Residents of the Beech St. neighbourhood began to hear a tiny “meow” (or a “mewling” (?) sound, if you read the Ottawa Citizen) coming from the high branches of a tree on Saturday. After the Ottawa Humane Society expressed a somewhat relaxed concern about the kitten trapped in the dangerous boughs, Ottawa’s firefighters were called in to the rescue. While the fire chief was strict in letting the public know that they were doing a public service, and that kitten rescues were generally too risky for firefighters, this didn’t stop them from spending hours in the tree trying to pull poor kitty down.
Finally, the cat was saved, everyone was happy, and the firefighter who saved the day got a photo taken of him hugging a kitten. Everyone wins.
The firefighters deserve applause for going above and beyond their mandate to rescue a scared pet in danger.
However, several years ago I was a part of a similar rescue mission that had the same positive results but somehow didn’t make the city’s headlines. There were no heroic photos of me hugging kittens in the newspaper.

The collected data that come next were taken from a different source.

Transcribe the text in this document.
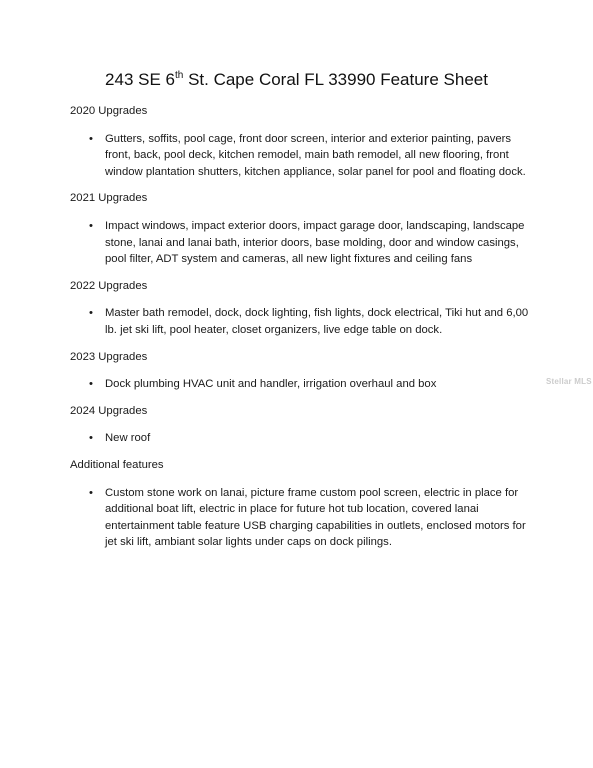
243 SE 6th St. Cape Coral FL 33990 Feature Sheet

2020 Upgrades

• Gutters, soffits, pool cage, front door screen, interior and exterior painting, pavers front, back, pool deck, kitchen remodel, main bath remodel, all new flooring, front window plantation shutters, kitchen appliance, solar panel for pool and floating dock.

2021 Upgrades

• Impact windows, impact exterior doors, impact garage door, landscaping, landscape stone, lanai and lanai bath, interior doors, base molding, door and window casings, pool filter, ADT system and cameras, all new light fixtures and ceiling fans

2022 Upgrades

• Master bath remodel, dock, dock lighting, fish lights, dock electrical, Tiki hut and 6,00 lb. jet ski lift, pool heater, closet organizers, live edge table on dock.

2023 Upgrades

• Dock plumbing HVAC unit and handler, irrigation overhaul and box

2024 Upgrades

• New roof

Additional features

• Custom stone work on lanai, picture frame custom pool screen, electric in place for additional boat lift, electric in place for future hot tub location, covered lanai entertainment table feature USB charging capabilities in outlets, enclosed motors for jet ski lift, ambiant solar lights under caps on dock pilings.
Stellar MLS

Some friends and I were having a late night barbecue, drinking beer in the front yard of a townhouse in the Minto-owned student ghetto on Meadowlands Dr. While crushing bruskies on the patio, we heard a similar “mewling” from a nearby collosus of a tree. Much like the firefighters, my brave friends and I couldn’t let a poor kitten remain frightened in the dangerous tree branches.
We tried many methods to rescue the kitten. We called to it, “mewled” at it, tried to gently shake the branches by throwing our shoes into the tree, and even tried to climb the tree’s huge trunk itself.
Eventually we formed a human pyramid and rescued the little guy. That’s right. We did it without a fancy fire ladder.
For the rest of the barbecue, our new little friend was at our side lapping milk from a saucer and enjoying a can of juicy tuna.
And the next day he was gone forever.
So while I think its awesome that the firefighters saved that poor little guy up in the branches in Little Italy yesterday, and I don’t want to steal their thunder, but my friends and I already did this like four years ago.
I’m waiting for your call Ottawa Citizen.